The race to become United Kingdom’s next Prime Minister was hit with an unexpected roadblock on Tuesday as the voting by the Conservative Party members had to be delayed. The decision was taken after reports from the GCHQ spy agency that cyber hackers were trying to change the ballots, according to The Telegraph. While the agency did not specify the source of the threat, they said that the process was vulnerable to cyber-attacks and advised against going forward with the process. That resulted in the Conservative Party making it clear that new members will no longer be able to change their votes later in the Prime Minister race, the report further stated.
The competition is currently between Foreign Secretary Liz Truss and former Finance Minister Rishi Sunak with one of them succeeding Boris Johnson to become the Prime Minister of Britain.
While Truss currently leads the race according to a number of opinion polls among the party leaders, it is expected to go down to the wire as the results will be officially announced on September 5.

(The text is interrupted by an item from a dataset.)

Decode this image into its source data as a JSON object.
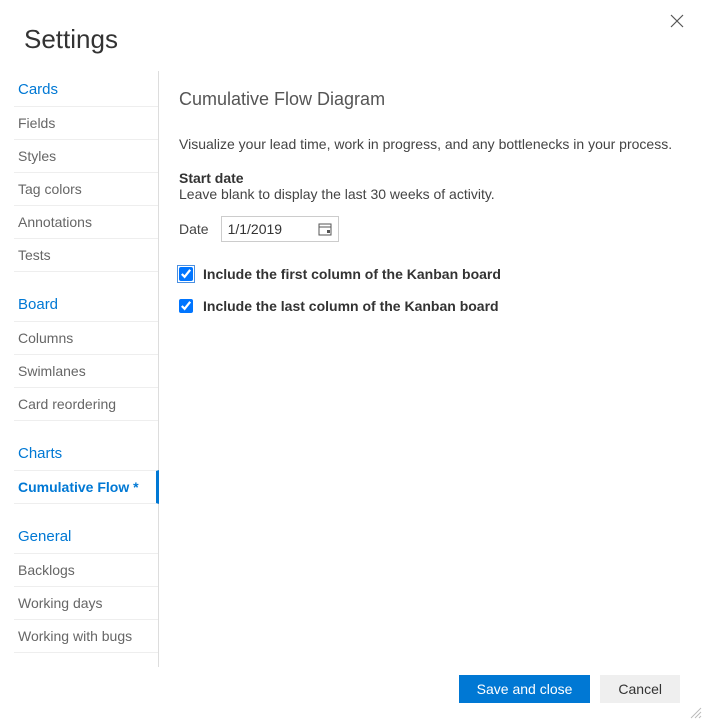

The incident on Tuesday represented a massive threat to the election process but a spokesperson for the National Cyber Security Centre (NCSC) said that the threat was identified in time.
"Defending UK democratic and electoral processes is a priority for the NCSC, and we work closely with all Parliamentary political parties, local authorities and MPs to provide cyber security guidance and support," an NCSC spokesperson told Reuters.
“As you would expect from the UK's national cyber security authority we provided advice to the Conservative Party on security considerations for online leadership voting,” he added.